«Я с удовольствием сердечным препровождаю Вам, мой любезный друг, милости Монаршие. Вы, конечно, во всякое время равно бы приобрели славу и победы, но не всякий начальник с удовольствием, моему равным, сообщил бы Вам воздания. Скажи, Граф Александр Васильевич! что я добрый человек. Таким я буду всегда.
Бендеры, когда Богу угодно, завтре будут наши. О! как трудно улаживать с тремя пашами и все трехбунчужными.
Прощай, Милостивый Государь, я во всю жизнь Ваш верный друг и слуга
Князь
Р, S. Еще будет Вам и шпага богатая».
Суворов был потрясен. В ответах на официальные письма Потемкина он сдержанно и с большим достоинством благодарит его.
«Высочайшее при указе Ея Императорского Величества всемилостливейшее награждение меня орденом С[вято]го Великомученника и Победоносца Георгия Первого класса в ознаменование прежней службы и за победу на баталии Рымникской над верховным визирем совершенно одержанную я имел щастие получить.
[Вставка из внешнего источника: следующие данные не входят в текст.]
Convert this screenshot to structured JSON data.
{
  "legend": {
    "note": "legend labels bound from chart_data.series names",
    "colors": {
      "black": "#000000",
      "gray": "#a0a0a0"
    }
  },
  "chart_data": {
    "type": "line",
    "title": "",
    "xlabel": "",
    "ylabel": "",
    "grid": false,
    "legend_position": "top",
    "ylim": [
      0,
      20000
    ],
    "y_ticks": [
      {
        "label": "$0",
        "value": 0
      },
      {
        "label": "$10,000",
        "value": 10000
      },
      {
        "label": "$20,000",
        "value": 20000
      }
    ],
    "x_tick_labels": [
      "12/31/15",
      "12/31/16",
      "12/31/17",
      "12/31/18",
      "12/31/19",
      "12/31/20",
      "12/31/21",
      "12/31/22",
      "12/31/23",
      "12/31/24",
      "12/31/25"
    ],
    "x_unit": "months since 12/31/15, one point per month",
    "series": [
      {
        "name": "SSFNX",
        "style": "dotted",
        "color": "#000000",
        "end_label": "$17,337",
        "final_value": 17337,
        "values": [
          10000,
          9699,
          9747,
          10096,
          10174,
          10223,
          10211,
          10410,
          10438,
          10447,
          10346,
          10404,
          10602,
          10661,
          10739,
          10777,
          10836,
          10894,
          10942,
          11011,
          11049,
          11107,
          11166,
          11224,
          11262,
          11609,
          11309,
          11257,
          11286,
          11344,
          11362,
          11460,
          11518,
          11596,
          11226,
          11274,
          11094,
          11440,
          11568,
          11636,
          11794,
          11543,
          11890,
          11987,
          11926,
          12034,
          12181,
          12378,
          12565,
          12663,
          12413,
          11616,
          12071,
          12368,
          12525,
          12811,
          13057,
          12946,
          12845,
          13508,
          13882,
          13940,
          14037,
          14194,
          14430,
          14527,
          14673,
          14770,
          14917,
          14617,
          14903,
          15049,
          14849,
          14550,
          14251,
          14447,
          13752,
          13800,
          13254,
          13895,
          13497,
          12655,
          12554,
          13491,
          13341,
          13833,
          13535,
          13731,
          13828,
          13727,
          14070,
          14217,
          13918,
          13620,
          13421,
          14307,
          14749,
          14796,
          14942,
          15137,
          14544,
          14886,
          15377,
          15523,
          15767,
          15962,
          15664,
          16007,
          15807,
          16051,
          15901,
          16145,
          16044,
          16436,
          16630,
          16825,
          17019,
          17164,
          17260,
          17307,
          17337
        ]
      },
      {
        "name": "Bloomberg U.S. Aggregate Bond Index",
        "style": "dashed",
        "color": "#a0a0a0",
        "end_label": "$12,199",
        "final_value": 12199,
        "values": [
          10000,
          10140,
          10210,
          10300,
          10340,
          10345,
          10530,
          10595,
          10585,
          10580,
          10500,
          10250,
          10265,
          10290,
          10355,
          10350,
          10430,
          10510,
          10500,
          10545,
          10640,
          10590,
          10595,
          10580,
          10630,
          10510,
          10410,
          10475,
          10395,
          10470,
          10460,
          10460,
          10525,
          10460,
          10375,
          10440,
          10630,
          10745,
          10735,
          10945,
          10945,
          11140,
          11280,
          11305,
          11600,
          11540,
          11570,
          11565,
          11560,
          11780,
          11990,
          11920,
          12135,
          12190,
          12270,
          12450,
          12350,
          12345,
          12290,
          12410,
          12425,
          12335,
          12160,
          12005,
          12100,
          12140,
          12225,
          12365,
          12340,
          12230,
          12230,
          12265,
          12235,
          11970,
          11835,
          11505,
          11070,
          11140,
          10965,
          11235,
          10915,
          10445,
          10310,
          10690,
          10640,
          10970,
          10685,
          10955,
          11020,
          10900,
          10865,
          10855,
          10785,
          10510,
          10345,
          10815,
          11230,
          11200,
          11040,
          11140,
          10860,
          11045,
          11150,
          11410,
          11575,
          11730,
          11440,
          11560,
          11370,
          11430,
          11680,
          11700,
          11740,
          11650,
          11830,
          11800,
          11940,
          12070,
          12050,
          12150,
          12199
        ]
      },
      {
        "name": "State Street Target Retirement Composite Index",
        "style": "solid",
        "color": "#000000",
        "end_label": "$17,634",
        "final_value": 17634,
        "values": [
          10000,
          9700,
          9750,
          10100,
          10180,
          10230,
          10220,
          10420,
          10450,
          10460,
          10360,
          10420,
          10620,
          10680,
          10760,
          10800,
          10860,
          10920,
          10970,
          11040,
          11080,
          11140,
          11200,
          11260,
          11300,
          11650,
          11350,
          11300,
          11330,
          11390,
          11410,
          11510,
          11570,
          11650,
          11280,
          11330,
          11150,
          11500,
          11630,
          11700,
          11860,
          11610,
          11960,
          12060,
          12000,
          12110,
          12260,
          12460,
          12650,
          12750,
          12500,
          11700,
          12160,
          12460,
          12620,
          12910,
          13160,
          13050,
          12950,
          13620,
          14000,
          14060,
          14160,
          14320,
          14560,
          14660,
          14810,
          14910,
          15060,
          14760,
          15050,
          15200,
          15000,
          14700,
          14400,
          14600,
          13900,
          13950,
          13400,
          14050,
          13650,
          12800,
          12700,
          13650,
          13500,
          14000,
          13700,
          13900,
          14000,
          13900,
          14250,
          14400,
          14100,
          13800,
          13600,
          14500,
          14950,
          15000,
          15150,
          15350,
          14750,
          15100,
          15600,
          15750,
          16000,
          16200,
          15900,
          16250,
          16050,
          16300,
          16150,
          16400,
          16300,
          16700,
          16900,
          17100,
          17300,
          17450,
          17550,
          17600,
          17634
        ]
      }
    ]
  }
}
Рвение мое и усердие к службе Императорской пребудут по конец дней моих со мною. Остаюсь с глубочайшим моим почтением и преданностию
Светлейший Князь, Милостивый Государь
Вашей Светлости
нижайший слуга
Граф
Второе письмо по поводу получения алмазных знаков к андреевскому ордену сходно с предыдущим. Но было, не могло не быть еще одно письмо — ответ Суворова на личное послание Потемкина. К сожалению, оно не сохранилось. Что мог сказать Суворов? Какими словами выразить свою признательность, если в порыве восторга он писал Василию Степановичу Попову: «Насилу вижу свет от източника радостных слез. Могу ли себе вообразить? Верить ли? Бедный, под сумою, ныне... Но в последнее, настоящее время! Долгий век Князю Григорию Александровичу!
Увенчай его Господь Бог лаврами, славою. Великой Екатерины верноподданные, да питаютца от тука Его милостей. Он честный человек, он добрый человек, он великий человек! Щастье мое за него умереть!» (Письмо от 8 ноября). На другой день в письме тому же Попову (о пересылке денег ему самому и его племяннику князю Алексею Горчакову) снова прорывается волнующее Суворова чувство: «Не до денег! Один кусок лент Князь Григорья Александровича дороже всех моих деревень!»
Красноречиво письмо Суворова и к дочери: «Comtesse des deux Empires
Конец 1789 г. был одним из самых счастливых в жизни Суворова. Он едет к Потемкину и 2 декабря спешит поделиться новой радостью с дочерью: «С полным удовольствием провел я несколько дней в Яссах и там был награжден одною из драгоценнейших шпаг». Получив из рук Потемкина шпагу с надписью «Победителю Визиря»— последнюю награду в длинном ряду отличий за Фокшанскую и Рымникскую победы, Суворов не забывает о своих соратниках: «Светлейший Князь, Милостивый Государь! Дерзаю приступить к позволенному мне Вашею Светлостию. Действительно боюсь, чтоб не раздражить... другой список так же не мал, но, Милостивый Государь! где меньше войска, там больше храбрых. Последуйте Вашему блистательному великодушию». (3 XII. 1789 г.) Представления были уважены.
Заканчивался 1789 год. Мир казался достижимым и близким. Русский посол Булгаков, более двух лет томившийся в Семибашенном замке в Константинополе, был выпущен на свободу. Везир Газы Хасан, согласившийся принять свой пост на условии прекращения войны, переписывался с Потемкиным о пунктах мирного договора. Но тут на сцене, как выразилась Российская императрица, появились «новые актеры».